Refluxate: Contains acid, digestive enzymes, and bile acids.
pH: Lower pH (<4) increases risk of severe disease; at pH <2, pepsin is activated, causing protein denaturation and mucosal barrier damage.
Bile acids: Increase risk of Barrett's esophagus.
Clinical Presentation
Typical Symptoms
Most patients present with classic symptoms related to acid reflux.
Heartburn: Substernal pain after meals, bending over, or lying down (especially at bedtime); severity does not always correlate with disease severity.
Regurgitation
Other symptoms: Water brash (increased salivation), belching; symptoms may wax and wane.
Atypical Symptoms
Some patients experience extra-esophageal symptoms.
Pulmonary: Cough, wheezing, asthma (mediated by microaspiration, laryngeal injury, vagal stimulation); 45–65% of asthma patients have GERD.
Throat: Soreness, laryngitis.
Oral: Tooth decay, gingivitis, halitosis.
Severe or Alarm Symptoms
These may indicate complications such as strictures, ulceration, or malignancy.
Dysphagia: Difficulty swallowing due to abnormal peristalsis, inflammation, or stricture.
Odynophagia: Pain when swallowing.
Constant pain
Weight loss
Upper GI bleed
Complications of GERD
Chronic GERD can lead to significant structural and functional changes in the esophagus.
Esophageal stricture: Scar tissue narrows the esophageal lumen (prevalence 0.1%).
Esophageal ulcers: Occur in 0.05% of cases; may cause bleeding (hematemesis, coffee-ground emesis).
Barrett's Esophagus: Metaplasia from squamous to columnar epithelium; prevalence 1–2%, erosive 10%, strictures 30%; 3:1 male to female ratio.
Esophageal Adenocarcinoma: Occurs in 0.5–1% of cases.
Management of GERD
Lifestyle Modifications
Non-pharmacologic interventions can help reduce symptoms and prevent progression.
Raise the head of the bed: 6–8 inches using blocks under legs; extra pillows are ineffective.

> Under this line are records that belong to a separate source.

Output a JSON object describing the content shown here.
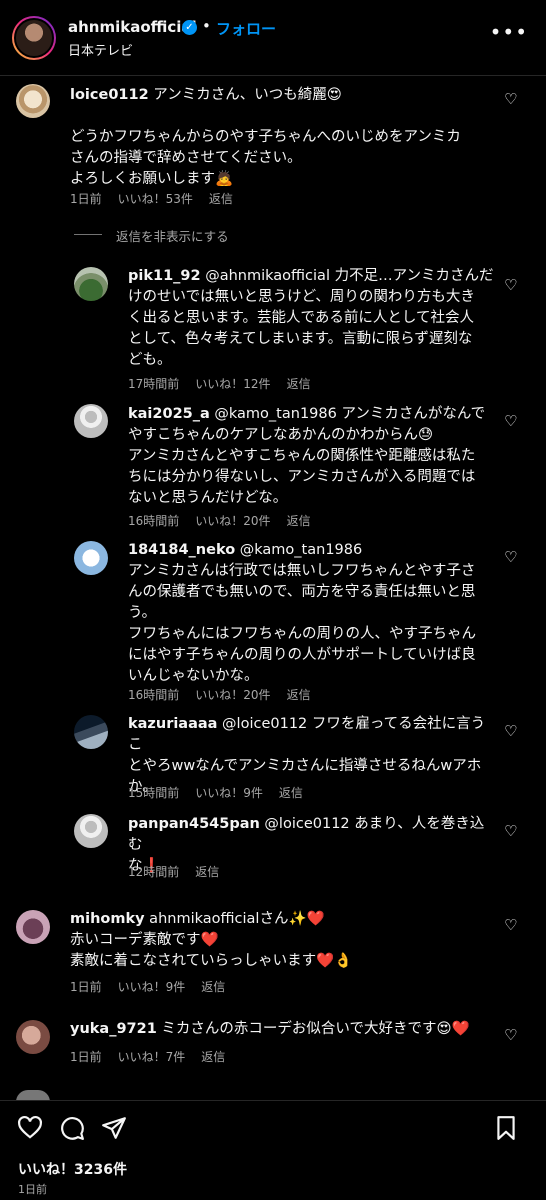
{
  "header": {
    "username": "ahnmikaofficial",
    "verified": "✓",
    "separator": "•",
    "follow_label": "フォロー",
    "subtitle": "日本テレビ",
    "more": "•••"
  },
  "comments": [
    {
      "user": "loice0112",
      "text_line1": " アンミカさん、いつも綺麗😍",
      "text_line2": "どうかフワちゃんからのやす子ちゃんへのいじめをアンミカ",
      "text_line3": "さんの指導で辞めさせてください。",
      "text_line4": "よろしくお願いします🙇",
      "time": "1日前",
      "likes": "いいね！53件",
      "reply": "返信"
    }
  ],
  "hide_replies": "返信を非表示にする",
  "replies": [
    {
      "user": "pik11_92",
      "line1": " @ahnmikaofficial 力不足…アンミカさんだ",
      "line2": "けのせいでは無いと思うけど、周りの関わり方も大き",
      "line3": "く出ると思います。芸能人である前に人として社会人",
      "line4": "として、色々考えてしまいます。言動に限らず遅刻な",
      "line5": "ども。",
      "time": "17時間前",
      "likes": "いいね！12件",
      "reply": "返信"
    },
    {
      "user": "kai2025_a",
      "line1": " @kamo_tan1986 アンミカさんがなんで",
      "line2": "やすこちゃんのケアしなあかんのかわからん😓",
      "line3": "アンミカさんとやすこちゃんの関係性や距離感は私た",
      "line4": "ちには分かり得ないし、アンミカさんが入る問題では",
      "line5": "ないと思うんだけどな。",
      "time": "16時間前",
      "likes": "いいね！20件",
      "reply": "返信"
    },
    {
      "user": "184184_neko",
      "line1": " @kamo_tan1986",
      "line2": "アンミカさんは行政では無いしフワちゃんとやす子さ",
      "line3": "んの保護者でも無いので、両方を守る責任は無いと思",
      "line4": "う。",
      "line5": "フワちゃんにはフワちゃんの周りの人、やす子ちゃん",
      "line6": "にはやす子ちゃんの周りの人がサポートしていけば良",
      "line7": "いんじゃないかな。",
      "time": "16時間前",
      "likes": "いいね！20件",
      "reply": "返信"
    },
    {
      "user": "kazuriaaaa",
      "line1": " @loice0112 フワを雇ってる会社に言うこ",
      "line2": "とやろwwなんでアンミカさんに指導させるねんwアホ",
      "line3": "か。",
      "time": "15時間前",
      "likes": "いいね！9件",
      "reply": "返信"
    },
    {
      "user": "panpan4545pan",
      "line1": " @loice0112 あまり、人を巻き込む",
      "line2": "な❗",
      "time": "12時間前",
      "reply": "返信"
    }
  ],
  "comments2": [
    {
      "user": "mihomky",
      "line1": " ahnmikaofficialさん✨❤️",
      "line2": "赤いコーデ素敵です❤️",
      "line3": "素敵に着こなされていらっしゃいます❤️👌",
      "time": "1日前",
      "likes": "いいね！9件",
      "reply": "返信"
    },
    {
      "user": "yuka_9721",
      "line1": " ミカさんの赤コーデお似合いで大好きです😍❤️",
      "time": "1日前",
      "likes": "いいね！7件",
      "reply": "返信"
    }
  ],
  "partial_comment": "…",
  "footer": {
    "likes": "いいね！3236件",
    "date": "1日前"
  },
  "icons": [
    "heart-icon",
    "comment-icon",
    "share-icon",
    "bookmark-icon"
  ]
}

Change eating habits/weight loss: Avoid lying down for 2 hours after meals, reduce meal size, reduce fat and eliminate foods that decrease LES tone.
Avoid tight clothing
Avoid medications that lower LES tone
Avoid alcohol and nicotine
Additional info: These recommendations are largely based on physiologic measurements, not evidence-based symptom control studies.
Pharmacologic Agents
Medications are used to control symptoms and prevent complications.
Antacids: Provide short-duration relief for intermittent symptoms.
Histamine-2 receptor antagonists: Examples include ranitidine, cimetidine, famotidine, nizatidine.
Proton-pump inhibitors: Examples include (es)omeprazole, pantoprazole, (dex)lansoprazole, rabeprazole.
Summary Table: Factors Affecting LES Tone
Category | Examples |
|---|---|
Foods | Citrus & tomato juices, onions, garlic, fatty meals, cola, coffee, tea, chocolate, peppermint, spearmint, nicotine, alcohol |
Medications | α-adrenergic antagonists, β-adrenergic agonists, anticholinergics, calcium channel blockers, morphine, meperidine, barbiturates, diazepam, theophylline |
Key Equations and Concepts
LES Pressure Gradient: LES pressure must be greater than intragastric pressure to prevent reflux.
pH and Pepsin Activation: Pepsin is activated at pH < 2, leading to protein denaturation and mucosal injury.
Conclusion
GERD is a multifactorial disease involving anatomical, physiological, and lifestyle factors. Understanding the mechanisms underlying GERD is essential for effective diagnosis, management, and prevention of complications.